Forum Moderators: phranque
I would like to identify these automated user agents and temporarily block them. But I need to make sure I don't block the real search engine spiders.
I have a rewrite rule that Apache uses to look in a file for IPs to block (and then send a Forbidden) status back right away.
My thought is to maintain a cache of addresses that are hitting us frequently but whose user agents are not those we know we want. Once an IP exceeeds some threshold, we write their address to the list that Apache looks at and they are banned.
I would prefer not to reinvent this wheel -- does anyone know of some existing strategies or software that will help me with this problem? Our code is Java running in Tomcat, and our web server is Apache, all running on Linux.
Thanks in advance!
Sublime1
I looked at a mod_throttle I found via Google and it appears to work the other direction: specifying how much bandwidth a given site (virtual host, I guess) on a given web server can use.

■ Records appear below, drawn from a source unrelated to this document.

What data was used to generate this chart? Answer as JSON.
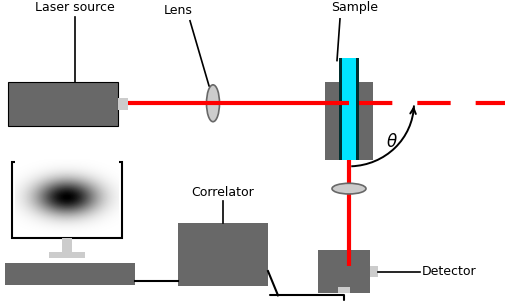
{
  "bg_color": "#ffffff",
  "gray_dark": "#686868",
  "gray_lighter": "#cccccc",
  "cyan_color": "#00e5ff",
  "red_color": "#ff0000",
  "black_color": "#000000",
  "laser_label": "Laser source",
  "lens_label": "Lens",
  "sample_label": "Sample",
  "correlator_label": "Correlator",
  "detector_label": "Detector",
  "theta_label": "θ",
  "figw": 5.11,
  "figh": 3.07,
  "dpi": 100
}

I am looking for something that would detect patterns of incoming requests that tend to identify a spider, for example an excessive rate of requests from a given host.
or maybe i'm misunderstanding your request?
-kpaul
edit to add from the first goog site: [[Also mod_throttle can track and throttle incoming connections by IP address or by authenticated remote user.]]
Use .htaccess to block bad bots or visitors you don't care to have. Many useful posts on this subject by searching this site like here [google.com] and here [google.com].